Von der Wissenschaft über den Journalismus zur Kunst…

Meine Biographie darf, nach Vollendung des 20. Lebensjahrs, als eine Trilogie betrachtet werden.

Zunächst studierte ich Wirtschafts- und Sozialwissenschaften an der Universität St.Gallen (CH) und schloss mit einem Diplom in der Fachrichtung Wirtschaftssoziologie ab. Es folgten ein Jahr als Redaktor bei Radio Schweiz in Bern, danach ein Jahr am Europa-Institut in Brugge (Belgien). Zurück in der Schweiz diente ich als Assistent in St. Gallen für Wirtschaftsgeschichte, war Sekretär einer grünen, europafreundlichen Partei und schrieb eine Dissertation über Zentralismus und transnationale Regionalisierung in der EU zum Gewässerschutzmanagement. In dieser Zeit gründete ich auch eine Fotogalerie und leitete diese von 1977 bis 1979.

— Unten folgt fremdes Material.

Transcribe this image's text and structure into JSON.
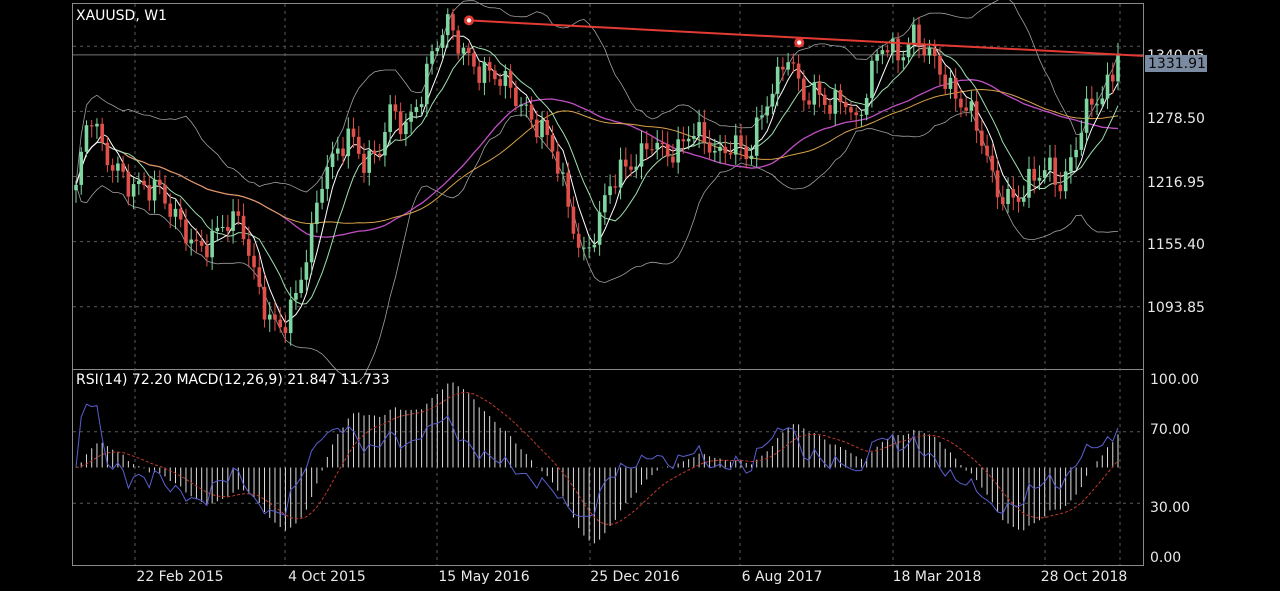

Eine 2. Lebensphase brachte mich zunächst als Presse- und Radio-Korrespondent nach Brüssel. 1982 wechselte ich nach Paris über und wurde Hauptberichterstatter u.a. der Basler Zeitung und des Berner Bunds. Als „free-lance“ Reporter wirkte ich ebenso für einen europäischen Fernsehsender mit Sitz in Zürich. Von 1985 bis 1989 wirkte ich Generalsekretär des Internationalen Presseclubs in Paris. Ein Jahr zuvor veröffentlichte ein Berner Verlag die Politsatire „Der Europutsch“, in dem der Fall der Berliner Mauer noch zu Regierungszeiten Kohls, Thatchers und Mitterrands prophezeit wurde. 1990 – 91 verbrachte ich als Pressesprecher beim Pharmariesen „Roche“ in Basel und entwarf ein zukunftsträchtiges Corporate-Video, das auch realisiert wurde. Dann – in Phase 3 – wagte ich den Sprung in die Kunst, von der ich mich schon als Jugendlicher angezogen fühlte: Malerei und Fotographie. Nach drei Jahren Leben als Autodidakt in Paris mit Malereien und Ausstellungen in Anlehnung an die konkrete Kunst und den Lettrismus wanderte ich 1995 nach Kanada aus und schloss an der „Université du Québec“ 1998 mit einem „Bachelor of Visional Art“  ab. Es folgten einige Jahre als Lehrbeauftragter an derselbigen Universität, bis 2006, als ich Ottawa verliess, um als Nomade und Weltreisender an einer Video-Installation über weltweite Sky-trains (urbane Hochbahnen) zu arbeiten.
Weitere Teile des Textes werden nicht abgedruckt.